Plano "socialista" britânico salvará o capitalismo?
Plano "socialista" britânico pode salvar o capitalismo
Imprensa britânica aplaude pacote do primeiro-ministro Gordon Brown
Jornais dizem que plano é "bem desenhado", "atinge o coração do problema" e que, diante da crise, "faz sentido recapitalizar os bancos"
CLÓVIS ROSSI
ENVIADO ESPECIAL A MADRI
Como nos velhos tempos em que os anticomunistas viscerais enxergavam comunistas até debaixo da cama, Simon Heffer, o ultraliberal colunista do jornal britânico "The Daily Telegraph", disparou ontem todos os sinais de alarme depois do pacote do primeiro-ministro Gordon Brown de socorro e semi-estatização dos bancos:
"Todos somos socialistas agora", começou, em artigo de página inteira. E fechou: "A intervenção, ou melhor, interferência, do Estado em assuntos financeiros e econômicos só pode levar à esclerose, à supressão da livre empresa, ao aumento dos impostos, à inanição em investimentos, à falta de inovação, ao atraso tecnológico e ao aumento do poder do trabalho organizado".
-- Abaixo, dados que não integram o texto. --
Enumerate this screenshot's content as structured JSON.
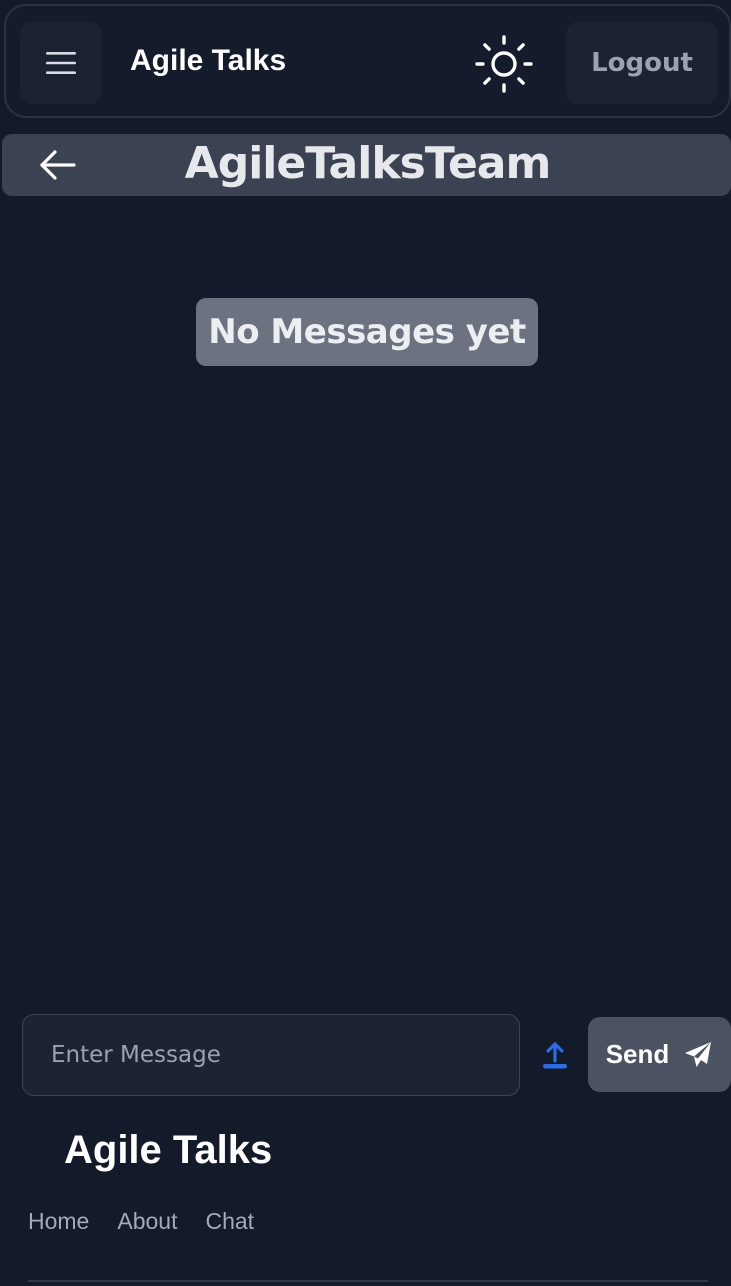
{
  "navbar": {
    "brand": "Agile Talks",
    "logout_label": "Logout"
  },
  "chat": {
    "title": "AgileTalksTeam",
    "empty_text": "No Messages yet"
  },
  "composer": {
    "placeholder": "Enter Message",
    "value": "",
    "send_label": "Send"
  },
  "footer": {
    "brand": "Agile Talks",
    "links": [
      "Home",
      "About",
      "Chat"
    ]
  },
  "colors": {
    "background": "#131a29",
    "header_bar": "#3b4352",
    "upload_icon": "#2e6be6"
  },
  "icons": [
    "menu-icon",
    "sun-icon",
    "arrow-left-icon",
    "upload-icon",
    "paper-plane-icon"
  ]
}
Antigas paranóias à parte, Heffer tem alguma razão quando diz que "todos somos socialistas agora". Dois professores norte-americanos -Laurence Kotlikoff, da Boston University, e Perry Mehrling, da Columbia, em artigo para o "Washington Post"- até ironizam: "Tio Sam se tornou nosso novo banco. Ele também se tornou nossa nova companhia de seguros com a compra, na prática, da maior seguradora do mundo, a AIG".
Pior, pelo menos para os que, como Heffer, vêem na ação dos governos na presente crise a ante-sala do comunismo e, por extensão, do fim do mundo: há um coro de aplausos, da direita à esquerda, em especial ao pacote de Brown, que, na manchete de ontem do "Guardian", "arrisca 500 bilhões de libras [R$ 1,866 trilhão) do dinheiro público no pacote de resgate dos bancos".
Até o "The Wall Street Journal", uma das mais potentes vozes pró-livre mercado, diz, em editorial: "A mexida de Londres vai ao coração do problema, que é a falta de capital no sistema financeiro -o combustível para o pânico global".
O "Guardian", mais à esquerda, segue o mesmo caminho: chama o plano Brown de "bem desenhado" e completa: "Enfrenta os três grandes problemas dos bancos -capital, liquidez e financiamento. Sob esse aspecto, é melhor que o plano Paulson [Hank Paulson, secretário do Tesouro americano]".
Concorda a colunista Gillian Tett, no "Financial Times", outro baluarte do livre mercado: "Quando uma crise bancária é séria a esse ponto, faz mais sentido recapitalizar os bancos comprando ações preferenciais do que seus ativos sem valor".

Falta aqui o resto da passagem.